# 6 feet long two-man saw restoration (and testing it felling a tree)



## Buildit (Feb 5, 2021)

Some time ago I went shopping for antique tools and I found this beautiful two-man saw.
I always wanted to fell a tree the old fashioned way. And this was the perfect occasion.

After restoring the blade I made new handles with juniper wood, and a case to carry the saw without damaging everything.
And finally, I fell a tree and cut it with the help of a friend.




Don't forget to enable subtitles to read my commentary.


----------



## johnep (Apr 12, 2007)

Buildit said:


> Some time ago I went shopping for antique tools and I found this beautiful two-man saw.
> I always wanted to fell a tree the old fashioned way. And this was the perfect occasion.
> 
> After restoring the blade I made new handles with juniper wood, and a case to carry the saw without damaging everything.
> ...


Very much enjoyed, remember assisting axe felling of tree when in the scouts. Doe a two man saw cut on both strokes?
Johnep34


----------



## Buildit (Feb 5, 2021)

johnep said:


> Very much enjoyed, remember assisting axe felling of tree when in the scouts. Doe a two man saw cut on both strokes?
> Johnep34


I'm very glad you enjoyed it.
It does cut on both strokes, the triangular teeth are sharp on both sides and I suppose this make sense because the saw is used only for cross-cut. I also hope to find someday, at some antique shop, a saw with this kind of profile...
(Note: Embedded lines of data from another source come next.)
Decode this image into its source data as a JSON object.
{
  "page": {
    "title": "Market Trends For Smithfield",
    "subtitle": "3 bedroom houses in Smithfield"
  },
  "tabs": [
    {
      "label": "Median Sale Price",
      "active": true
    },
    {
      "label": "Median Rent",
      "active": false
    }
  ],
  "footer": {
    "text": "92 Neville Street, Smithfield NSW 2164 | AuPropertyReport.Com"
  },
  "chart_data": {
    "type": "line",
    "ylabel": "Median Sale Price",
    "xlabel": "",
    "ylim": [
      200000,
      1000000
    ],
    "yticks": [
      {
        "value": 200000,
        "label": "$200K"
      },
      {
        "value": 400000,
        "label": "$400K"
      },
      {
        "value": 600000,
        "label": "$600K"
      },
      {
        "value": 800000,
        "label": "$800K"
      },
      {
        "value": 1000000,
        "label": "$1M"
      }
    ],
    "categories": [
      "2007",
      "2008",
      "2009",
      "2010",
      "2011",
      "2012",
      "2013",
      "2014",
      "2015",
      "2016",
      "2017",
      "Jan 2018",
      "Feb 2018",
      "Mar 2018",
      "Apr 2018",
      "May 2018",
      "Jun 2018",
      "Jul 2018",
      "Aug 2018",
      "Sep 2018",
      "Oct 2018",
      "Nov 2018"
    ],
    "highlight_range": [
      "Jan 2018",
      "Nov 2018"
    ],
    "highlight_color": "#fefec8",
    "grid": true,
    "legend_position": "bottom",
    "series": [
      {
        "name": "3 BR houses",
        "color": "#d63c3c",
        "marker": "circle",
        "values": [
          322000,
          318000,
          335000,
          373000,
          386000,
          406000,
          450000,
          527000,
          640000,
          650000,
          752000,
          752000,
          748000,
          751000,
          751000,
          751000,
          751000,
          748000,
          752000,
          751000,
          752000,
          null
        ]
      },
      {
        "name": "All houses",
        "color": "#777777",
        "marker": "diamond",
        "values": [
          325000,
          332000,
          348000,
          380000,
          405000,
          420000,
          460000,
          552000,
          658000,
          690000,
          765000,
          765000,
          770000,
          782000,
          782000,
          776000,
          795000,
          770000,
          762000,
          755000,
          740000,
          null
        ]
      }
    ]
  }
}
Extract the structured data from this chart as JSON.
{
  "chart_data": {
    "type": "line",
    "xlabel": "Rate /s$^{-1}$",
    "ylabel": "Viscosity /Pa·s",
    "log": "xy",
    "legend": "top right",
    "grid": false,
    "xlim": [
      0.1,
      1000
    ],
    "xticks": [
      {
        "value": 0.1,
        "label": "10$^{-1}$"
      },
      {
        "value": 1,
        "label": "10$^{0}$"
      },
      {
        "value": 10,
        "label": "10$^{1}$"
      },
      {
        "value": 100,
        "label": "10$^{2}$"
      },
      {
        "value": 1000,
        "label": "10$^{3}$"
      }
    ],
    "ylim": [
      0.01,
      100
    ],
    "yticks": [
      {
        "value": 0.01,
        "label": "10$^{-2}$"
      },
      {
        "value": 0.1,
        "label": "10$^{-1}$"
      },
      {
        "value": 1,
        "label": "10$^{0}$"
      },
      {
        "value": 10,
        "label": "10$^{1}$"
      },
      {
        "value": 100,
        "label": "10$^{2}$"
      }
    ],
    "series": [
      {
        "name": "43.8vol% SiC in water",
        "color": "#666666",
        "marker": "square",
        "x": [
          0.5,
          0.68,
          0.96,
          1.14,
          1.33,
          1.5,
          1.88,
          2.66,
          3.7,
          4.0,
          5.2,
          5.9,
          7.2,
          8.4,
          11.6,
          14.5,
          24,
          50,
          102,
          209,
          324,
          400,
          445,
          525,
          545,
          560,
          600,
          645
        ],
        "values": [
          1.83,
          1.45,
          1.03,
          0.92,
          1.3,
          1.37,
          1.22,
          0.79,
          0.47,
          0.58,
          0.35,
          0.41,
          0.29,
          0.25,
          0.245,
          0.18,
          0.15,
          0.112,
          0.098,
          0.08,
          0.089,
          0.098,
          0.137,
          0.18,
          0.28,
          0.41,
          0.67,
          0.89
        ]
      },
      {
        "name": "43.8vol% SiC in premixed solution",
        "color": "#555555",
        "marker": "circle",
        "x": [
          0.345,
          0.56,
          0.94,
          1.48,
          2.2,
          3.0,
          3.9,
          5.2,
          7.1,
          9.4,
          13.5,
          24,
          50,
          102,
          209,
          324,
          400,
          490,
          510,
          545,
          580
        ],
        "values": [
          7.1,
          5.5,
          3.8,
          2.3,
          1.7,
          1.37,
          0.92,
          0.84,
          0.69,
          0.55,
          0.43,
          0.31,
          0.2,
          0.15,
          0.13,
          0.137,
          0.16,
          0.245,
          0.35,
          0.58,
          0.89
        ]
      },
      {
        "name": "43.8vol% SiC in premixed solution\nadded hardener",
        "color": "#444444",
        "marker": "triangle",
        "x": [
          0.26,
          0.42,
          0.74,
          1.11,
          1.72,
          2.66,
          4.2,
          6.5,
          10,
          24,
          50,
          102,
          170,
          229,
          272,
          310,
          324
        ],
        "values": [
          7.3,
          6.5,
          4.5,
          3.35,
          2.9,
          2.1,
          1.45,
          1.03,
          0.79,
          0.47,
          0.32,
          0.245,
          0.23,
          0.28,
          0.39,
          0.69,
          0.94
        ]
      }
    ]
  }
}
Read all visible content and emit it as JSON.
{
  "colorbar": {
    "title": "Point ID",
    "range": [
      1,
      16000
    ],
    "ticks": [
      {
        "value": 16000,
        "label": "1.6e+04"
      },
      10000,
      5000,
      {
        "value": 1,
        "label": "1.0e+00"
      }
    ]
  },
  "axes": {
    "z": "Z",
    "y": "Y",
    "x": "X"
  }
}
I've never used one, but seems to be even more aggressive.


----------



## Tool Agnostic (Aug 13, 2017)

johnep said:


> Very much enjoyed, remember assisting axe felling of tree when in the scouts. [...] Johnep34


I was a teen, helping the adults prepare a Boy Scout camp for summer. They were cutting some marked trees down with a chainsaw, and I asked permission to cut one down with a long-handled axe, just for the experience. They laughed and saved one of the skinniest trees for me. It took hours. I got a lot of blisters on my hands, even though I wore gloves. It was more work than I ever imagined ... and no, I don't remember whether the axe had been properly sharpened. At the time, I didn't know enough to check it.


----------



## Buildit (Feb 5, 2021)

Tool Agnostic said:


> I was a teen, helping the adults prepare a Boy Scout camp for summer. They were cutting some marked trees down with a chainsaw, and I asked permission to cut one down with a long-handled axe, just for the experience. They laughed and saved one of the skinniest trees for me. It took hours. I got a lot of blisters on my hands, even though I wore gloves. It was more work than I ever imagined ... and no, I don't remember whether the axe had been properly sharpened. At the time, I didn't know enough to check it.


It's awesome to hear stories of other people fascinated by tree chopping.
I don't know why, but it somehow feels the right way to fell a tree 😄.
I have to admit I went the easy route, pine seemed very easy to chop. My axe was not the perfect one as far as shape goes, but it was well sharpened. I imagine hardwood is way harder to cut, and probably is best cut with a saw rather than an axe. Anyway it has been an awesome experience for me. I will surely do it again, if I have the occasion (it doesn't happen every day, at least to me, that someone you know has a dangerous tree that needs to be taken down and his willing to let you fell it with an axe)


----------